Need Help with Fourier Series: sinh t & 1+ltl

[danai_pa]

I don't solve Fourier series of
1) sinh t :-1<t<1.
2) 1+ltl : -p<t<p
anyone please suggest to me. Thank you very much

 

[Tide]

What have you done so far? I suggest looking up the definition of Fourier series.

 

[quicknote]

Sure, I'd be happy to help with Fourier series. First, let's review what a Fourier series is.

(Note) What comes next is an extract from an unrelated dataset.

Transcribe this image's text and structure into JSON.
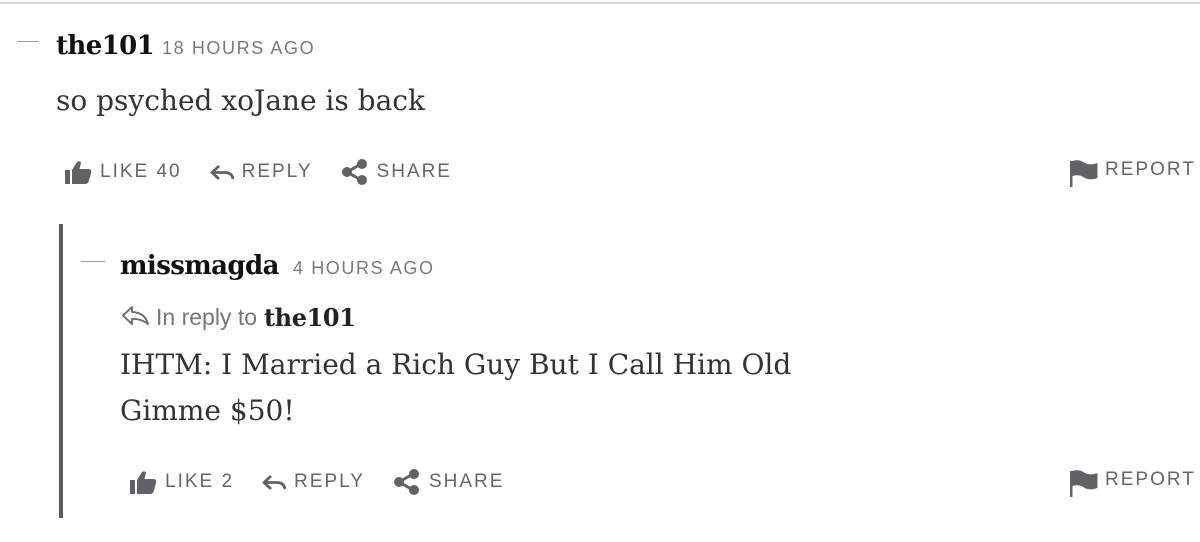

It is a way to represent a periodic function as a sum of sine and cosine functions. This can be useful in solving differential equations and understanding the behavior of a system.

For the first function, sinh t, we can use the definition of the hyperbolic sine function: sinh t = (e^t - e^-t)/2. Since this function is only defined for -1<t<1, we can extend it to be a periodic function with period 2 by repeating it outside of this interval. This means that the Fourier series for sinh t will only have odd terms, since the function is odd.

To find the Fourier coefficients, we can use the formula c_n = (1/T) * ∫f(t)sin(nωt)dt, where T is the period and ω is the angular frequency (2π/T). Plugging in the function and integrating over one period, we get c_n = 2/(nπ) * (1 - (-1)^n)/n. This simplifies to c_n = 4/(nπ^2) for odd values of n, and c_n = 0 for even values of n.

For the second function, 1+ltl, we can represent it as a piecewise function: f(t) = 1-t for -1<t<0 and f(t) = 1+t for 0<t<1. Again, we can extend this function to be periodic with period 2. This function is even, so the Fourier series will only have cosine terms.

Using the same formula as before, we can find the coefficients c_n = (1/T) * ∫f(t)cos(nωt)dt. For the first interval, this simplifies to c_n = 2/(nπ)^2 * (1 - (-1)^n)/n^2. For the second interval, we get c_n = 2/(nπ)^2 * (1 - (-1)^n)/n^2. This simplifies to c_n = 4/(nπ)^2 * (1 - (-1)^n)/n^2.

I hope this helps with your Fourier series calculations. Remember to always check your work and make sure your answer makes sense in the context of the problem. Good luck!